Hutan bakau atau disebut juga hutan mangrove adalah hutan yang tumbuh di atas rawa-rawa berair payau yang terletak pada garis pantai dan dipengaruhi oleh pasang-surut air laut. Hutan ini tumbuh khususnya di tempat-tempat di mana terjadi pelumpuran dan akumulasi bahan organik. Baik di teluk-teluk yang terlindung dari gempuran ombak, maupun di sekitar muara sungai di mana air melambat dan mengendapkan lumpur yang dibawanya dari hulu. Ekosistem hutan bakau bersifat khas, baik karena adanya pelumpuran yang mengakibatkan kurangnya aerasi tanah; salinitas tanahnya yang tinggi; serta mengalami daur penggenangan oleh pasang-surut air laut. Hanya sedikit jenis tumbuhan yang bertahan hidup di tempat semacam ini, dan jenis-jenis ini kebanyakan bersifat khas hutan bakau karena telah melewati proses adaptasi dan evolusi.

Definisi Mangrove


Kata ‘mangrove’ merupakan kombinasi antara bahasa Portugis mangue dan bahasa Inggris grove. Dalam bahasa Inggris, kata mangrove digunakan untuk komunitas tumbuhan yang tumbuh di daerah jangkauan pasang surut dan untuk individu-individu spesies tumbuhan yang menyusun komunitas tersebut. Sedang dalam bahasa Portugis kata ’mangrove’ digunakan untuk menyatakan individu spesies tumbuhan, sedangkan kata ’mangal’ digunakan untuk menyatakan komunitas tumbuhan tersebut. Sedangkan menurut FAO, kata mangrove sebaiknya digunakan untuk individu jenis tumbuhan maupun komunitas tumbuhan yang hidup di daerah pasang surut.

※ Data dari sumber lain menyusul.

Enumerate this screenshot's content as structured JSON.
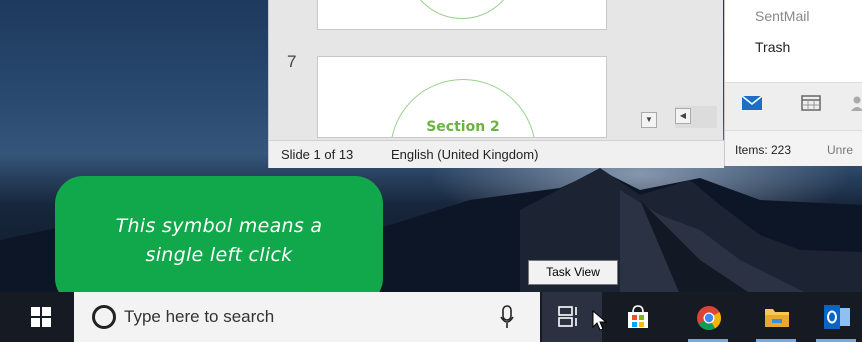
{
  "powerpoint": {
    "thumbnail_number": "7",
    "section_title": "Section 2",
    "status": {
      "slide_position": "Slide 1 of 13",
      "language": "English (United Kingdom)"
    }
  },
  "outlook": {
    "folders": [
      "SentMail",
      "Trash"
    ],
    "nav_icons": [
      "mail-icon",
      "calendar-icon",
      "people-icon"
    ],
    "status": {
      "items": "Items: 223",
      "unread": "Unre"
    }
  },
  "callout": {
    "line1": "This symbol means a",
    "line2": "single left click",
    "color": "#11a84b"
  },
  "tooltip": {
    "text": "Task View"
  },
  "taskbar": {
    "search_placeholder": "Type here to search",
    "icons": [
      "windows-logo-icon",
      "cortana-icon",
      "microphone-icon",
      "task-view-icon",
      "store-icon",
      "chrome-icon",
      "file-explorer-icon",
      "outlook-icon"
    ],
    "accent": "#76a9e0"
  }
}
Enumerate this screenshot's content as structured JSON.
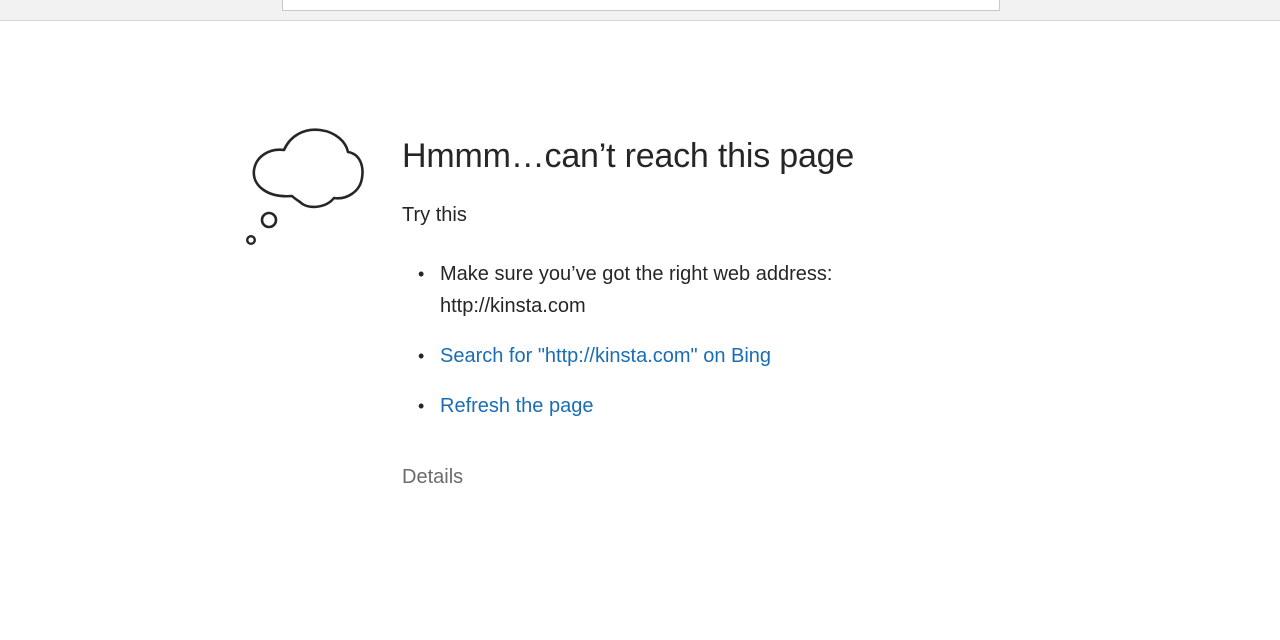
{
  "error": {
    "title": "Hmmm…can’t reach this page",
    "try_this": "Try this",
    "suggestions": [
      {
        "text": "Make sure you’ve got the right web address: http://kinsta.com"
      },
      {
        "text": "Search for \"http://kinsta.com\" on Bing"
      },
      {
        "text": "Refresh the page"
      }
    ],
    "details": "Details",
    "bullet": "•"
  },
  "colors": {
    "link": "#1a6db5",
    "text": "#262626",
    "muted": "#6b6b6b"
  },
  "icons": {
    "cloud": "thought-cloud-icon"
  }
}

Menurut Snedaker (1978) dalam Kusmana (2003), hutan mangrove adalah kelompok jenis tumbuhan yang tumbuh di sepanjang garis pantai tropis sampai sub-tropis yang memiliki fungsi istimewa di suatu lingkungan yang mengandung garam dan bentuk lahan berupa pantai dengan reaksi tanah anaerob. Sedangkan menurut Tomlinson (1986), kata mangrove berarti tanaman tropis dan komunitasnya yang tumbuh pada daerah intertidal. Daerah intertidal adalah wilayah dibawah pengaruh pasang surut Sepanjang garis pantai, seperti laguna, estuarin, pantai dan river banks. Mangrove merupakan ekosistem yang spesifik karena pada umumnya hanya dijumpai pada pantai yang berombak relatif kecil atau bahkan terlindung dari ombak, di sepanjang delta dan estuarin yang dipengaruhi oleh masukan air dan lumpur dari daratan.

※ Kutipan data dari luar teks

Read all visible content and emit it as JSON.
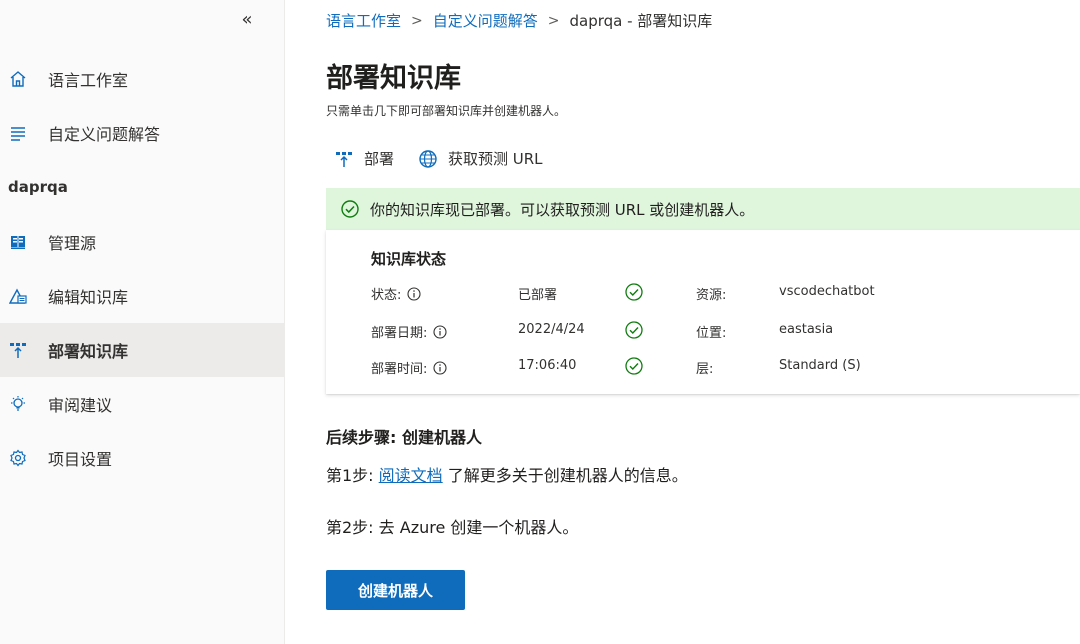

Dengan demikian secara ringkas dapat didefinisikan bahwa hutan mangrove adalah tipe hutan yang tumbuh di daerah pasang surut (terutama pada pantai yang terlindung, laguna, muara sungai) yang tergenang pasang dan bebas genangan pada saat surut yang komunitas tumbuhannya bertoleransi terhadap garam. Sedangkan ekosistem mangrove merupakan suatu sistem yang terdiri atas organisme (hewan dan tumbuhan) yang berinteraksi dengan faktor lingkungannya di dalam suatu habitat mangrove (Tomlinson, 1986).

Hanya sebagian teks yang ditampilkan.